Deze conclusie doet geen afbreuk aan eventuele wijzigingen in de toekomst, gelet op nieuw bewijsmateriaal dat de Bank of England indient, wijzigingen van de wetgeving in het Verenigd Koninkrijk of gewijzigde feitelijke omstandigheden. Deze gebeurtenissen kunnen ertoe leiden dat de lijst van centrale banken van derde landen met een ontheffing opnieuw moet worden bezien.

(1)

Verordening (EU) nr. 600/2014 van het Europees Parlement en de Raad van 15 mei 2014 betreffende markten in financiële instrumenten en tot wijziging van Verordening (EU) nr. 648/2012 (PB L 173 van 12.6.2014, blz. 84).

(2)

Richtlijn 2014/65/EU van het Europees Parlement en de Raad van 15 mei 2014 betreffende markten in financiële instrumenten en tot wijziging van Richtlijn 2002/92/EG en Richtlijn 2011/61/EU (PB L 173 van 12.6.2014, blz. 349).

(3)

https://www.ceps.eu/publications/study-exemptions-third-country-central-banks-and-debt-management-offices-under-mifir

(4)

COM(2017) 298 final.

(5)

Dit verslag is niet bedoeld om te beoordelen of bovenvermeld rechtsgebied over regels inzake de transparantie van de handel beschikt die als gelijkwaardig kunnen gelden aan die welke van toepassing zijn op grond van MiFIR. De conclusies in dit verslag lopen niet vooruit op dit soort beoordeling.

(6)

Gegevens over Official Rates and Ranges per aanhoudingsperiode en activa en verplichtingen in het kader van het Sterling Monetary Framework per aanhoudingsperiode zijn vanaf juni 2006 maandelijks beschikbaar. Gegevens over Daily Flows - Open Market Operations per aanhoudingsperiode zijn vanaf mei 2006 per dag beschikbaar. Gegevens over de Bank of England Asset Purchase Facility zijn wekelijks einde werkdag beschikbaar op donderdag voor de periode februari 2009 tot en met 16 september 2016 en vanaf 22 september 2016 op woensdag (einde werkdag).

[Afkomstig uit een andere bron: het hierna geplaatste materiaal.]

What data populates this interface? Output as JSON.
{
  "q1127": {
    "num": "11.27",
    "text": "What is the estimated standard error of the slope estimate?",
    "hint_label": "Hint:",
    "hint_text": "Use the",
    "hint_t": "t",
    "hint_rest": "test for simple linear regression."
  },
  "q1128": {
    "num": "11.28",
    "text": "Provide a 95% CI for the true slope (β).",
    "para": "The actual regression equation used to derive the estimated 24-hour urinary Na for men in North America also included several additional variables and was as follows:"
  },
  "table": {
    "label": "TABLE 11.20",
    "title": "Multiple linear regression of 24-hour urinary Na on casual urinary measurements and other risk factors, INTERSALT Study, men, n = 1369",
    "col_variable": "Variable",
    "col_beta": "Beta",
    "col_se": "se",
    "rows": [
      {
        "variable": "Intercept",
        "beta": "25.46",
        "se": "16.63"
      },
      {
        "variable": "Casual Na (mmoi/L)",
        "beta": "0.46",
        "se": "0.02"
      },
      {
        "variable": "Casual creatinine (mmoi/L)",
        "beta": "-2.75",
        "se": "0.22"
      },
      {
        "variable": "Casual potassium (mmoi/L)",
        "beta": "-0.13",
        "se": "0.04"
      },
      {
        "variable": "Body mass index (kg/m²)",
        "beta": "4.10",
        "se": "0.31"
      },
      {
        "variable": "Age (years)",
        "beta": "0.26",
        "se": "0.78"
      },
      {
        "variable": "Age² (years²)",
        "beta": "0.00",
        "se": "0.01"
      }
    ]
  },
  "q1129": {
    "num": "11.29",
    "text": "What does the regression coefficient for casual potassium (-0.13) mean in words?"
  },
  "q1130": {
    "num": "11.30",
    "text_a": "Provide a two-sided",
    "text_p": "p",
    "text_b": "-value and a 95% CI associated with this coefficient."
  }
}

Gegevens over het Bank of England Asset Purchase Facility - Term Funding Scheme zijn beschikbaar vanaf september 2016. Gegevens worden doorgaans op de maandag na een besluit van het Monetary Policy Committee bekendgemaakt in de interactieve database, en op de 21ste werkdag van iedere kalendermaand. De Bank of England Asset Purchase Facility en de Bank of England Asset Purchase Facility - Term Funding Scheme worden wekelijks geactualiseerd. Gegevens over kredietverstrekking in het kader van de Bank of England Discount Window Facility worden per kwartaal bekendgemaakt. De beschikbare gegevens zijn niet seizoensgecorrigeerd.